For flying, driving, or even camping, you’ll need a portable (sometimes small and collapsible) litter box, possibly one that fits in the carrier. For long hikes or backpacking, some people opt to carry the cat’s litter (which cats recognize the smell of) in a plastic baggie and spread it on the ground outside (though you’ll need a disposable box in the tent for overnight use).
Placing the litter box in the carrier is especially crucial when flying, since you’re not allowed to open the carrier at all once you’re airborne. It’s also important to check the airline’s pet policy in advance, since it varies and often requires a separate fee.
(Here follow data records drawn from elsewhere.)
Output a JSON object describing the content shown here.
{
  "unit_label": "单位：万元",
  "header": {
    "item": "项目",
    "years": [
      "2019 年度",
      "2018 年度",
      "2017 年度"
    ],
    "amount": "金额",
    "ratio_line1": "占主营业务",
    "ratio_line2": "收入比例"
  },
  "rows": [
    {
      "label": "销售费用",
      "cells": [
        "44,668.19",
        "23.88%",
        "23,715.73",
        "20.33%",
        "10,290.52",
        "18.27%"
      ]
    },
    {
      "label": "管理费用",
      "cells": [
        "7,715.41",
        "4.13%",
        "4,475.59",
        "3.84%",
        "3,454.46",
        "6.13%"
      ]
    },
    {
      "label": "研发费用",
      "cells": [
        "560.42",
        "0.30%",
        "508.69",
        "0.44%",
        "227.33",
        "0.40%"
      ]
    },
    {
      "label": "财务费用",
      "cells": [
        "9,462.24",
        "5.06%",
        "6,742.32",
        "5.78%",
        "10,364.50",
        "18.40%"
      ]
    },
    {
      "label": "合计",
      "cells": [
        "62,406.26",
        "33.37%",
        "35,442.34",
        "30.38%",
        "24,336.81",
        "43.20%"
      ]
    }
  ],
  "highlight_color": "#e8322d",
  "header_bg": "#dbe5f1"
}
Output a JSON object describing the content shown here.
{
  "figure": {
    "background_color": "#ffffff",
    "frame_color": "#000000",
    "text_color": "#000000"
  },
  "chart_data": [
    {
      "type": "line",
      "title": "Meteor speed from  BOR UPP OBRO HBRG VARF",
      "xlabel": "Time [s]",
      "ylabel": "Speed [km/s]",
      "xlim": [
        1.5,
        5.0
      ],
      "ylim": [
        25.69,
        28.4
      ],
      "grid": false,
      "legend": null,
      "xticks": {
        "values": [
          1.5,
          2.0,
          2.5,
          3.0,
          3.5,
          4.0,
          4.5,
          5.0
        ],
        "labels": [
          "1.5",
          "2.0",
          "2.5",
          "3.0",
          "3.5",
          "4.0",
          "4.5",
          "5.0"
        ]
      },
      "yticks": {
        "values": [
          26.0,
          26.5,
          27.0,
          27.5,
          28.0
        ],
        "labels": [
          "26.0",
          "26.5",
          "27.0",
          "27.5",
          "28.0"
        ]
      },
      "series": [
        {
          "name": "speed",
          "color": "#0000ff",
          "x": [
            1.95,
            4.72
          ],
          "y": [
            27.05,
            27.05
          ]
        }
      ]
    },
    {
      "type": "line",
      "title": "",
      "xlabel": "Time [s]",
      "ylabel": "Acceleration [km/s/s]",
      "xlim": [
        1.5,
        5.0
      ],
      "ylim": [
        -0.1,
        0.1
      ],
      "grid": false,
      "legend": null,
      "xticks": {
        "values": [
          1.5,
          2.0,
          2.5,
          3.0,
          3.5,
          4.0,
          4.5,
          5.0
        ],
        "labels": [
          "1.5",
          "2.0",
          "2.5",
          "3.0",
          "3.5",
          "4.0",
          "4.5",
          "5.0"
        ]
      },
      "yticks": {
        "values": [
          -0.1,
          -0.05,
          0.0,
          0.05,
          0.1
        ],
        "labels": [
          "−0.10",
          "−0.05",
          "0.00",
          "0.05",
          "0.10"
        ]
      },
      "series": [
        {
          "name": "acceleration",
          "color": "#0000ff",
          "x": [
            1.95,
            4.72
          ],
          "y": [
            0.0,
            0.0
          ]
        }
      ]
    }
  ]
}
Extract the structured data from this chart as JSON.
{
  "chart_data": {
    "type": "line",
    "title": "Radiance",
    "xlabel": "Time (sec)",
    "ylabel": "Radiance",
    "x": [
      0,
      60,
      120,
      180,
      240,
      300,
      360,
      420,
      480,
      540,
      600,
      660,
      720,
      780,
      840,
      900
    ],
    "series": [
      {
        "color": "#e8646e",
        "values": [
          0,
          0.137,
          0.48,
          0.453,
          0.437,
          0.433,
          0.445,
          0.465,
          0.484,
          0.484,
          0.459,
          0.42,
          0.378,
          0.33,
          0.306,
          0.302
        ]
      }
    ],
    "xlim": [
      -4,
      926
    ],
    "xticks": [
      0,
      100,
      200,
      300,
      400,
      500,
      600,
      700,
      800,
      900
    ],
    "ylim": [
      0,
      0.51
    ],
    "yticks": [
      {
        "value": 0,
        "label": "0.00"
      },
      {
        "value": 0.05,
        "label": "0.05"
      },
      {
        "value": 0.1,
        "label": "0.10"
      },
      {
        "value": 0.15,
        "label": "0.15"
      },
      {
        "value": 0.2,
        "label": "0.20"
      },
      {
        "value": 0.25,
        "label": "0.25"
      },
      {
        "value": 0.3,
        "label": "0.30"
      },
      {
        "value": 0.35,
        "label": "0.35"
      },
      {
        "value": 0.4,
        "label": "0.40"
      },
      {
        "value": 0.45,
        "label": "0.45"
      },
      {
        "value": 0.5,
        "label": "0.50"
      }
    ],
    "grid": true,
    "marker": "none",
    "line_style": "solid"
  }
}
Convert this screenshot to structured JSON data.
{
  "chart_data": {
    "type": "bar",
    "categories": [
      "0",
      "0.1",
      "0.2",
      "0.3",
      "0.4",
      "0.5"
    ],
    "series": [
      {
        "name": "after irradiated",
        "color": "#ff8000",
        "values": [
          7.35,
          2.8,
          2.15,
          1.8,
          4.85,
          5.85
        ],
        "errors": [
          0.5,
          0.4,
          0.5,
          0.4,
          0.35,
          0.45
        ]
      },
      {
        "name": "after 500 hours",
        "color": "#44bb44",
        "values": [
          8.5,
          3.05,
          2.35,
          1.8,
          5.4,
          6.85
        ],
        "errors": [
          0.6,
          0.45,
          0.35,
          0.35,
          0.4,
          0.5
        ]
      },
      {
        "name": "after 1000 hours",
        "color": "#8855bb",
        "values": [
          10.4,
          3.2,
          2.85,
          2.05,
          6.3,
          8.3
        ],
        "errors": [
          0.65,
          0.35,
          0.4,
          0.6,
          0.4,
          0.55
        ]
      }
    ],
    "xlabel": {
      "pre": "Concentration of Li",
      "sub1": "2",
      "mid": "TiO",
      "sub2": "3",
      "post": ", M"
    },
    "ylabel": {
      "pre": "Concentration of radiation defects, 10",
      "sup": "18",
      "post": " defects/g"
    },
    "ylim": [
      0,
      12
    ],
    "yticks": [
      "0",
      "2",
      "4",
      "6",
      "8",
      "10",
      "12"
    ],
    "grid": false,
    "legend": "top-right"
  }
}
You’ll also need to take your cat out of the carrier to go through TSA, so leash them up ahead of time lest Scrappy decides to bolt and gets lost in the terminal.
Along with all the normal stuff you’d bring hiking (AKA water, snacks, a flashlight, etc.), consider packing along a feline first aid kit. You may not need it, but you never know what dangerous plants your cat might eat or tick-loaded brushes they might get into. A cat backpack is also crucial here, serving as a refuge from heat, cold, rain, dogs, or exhaustion.
Moss’s book gives many more specific tips as well as stories about some extraordinary cats she’s met, in the hope that your cat, too, can be extraordinary. It only takes a little training and patience. But just think: Somewhere out in the world, right now, a cat just had a harness put on, stiffened up, and fell over onto its side, refusing to move. Don’t worry, you’ll both get there—just put one paw in front of the other and keep on trucking.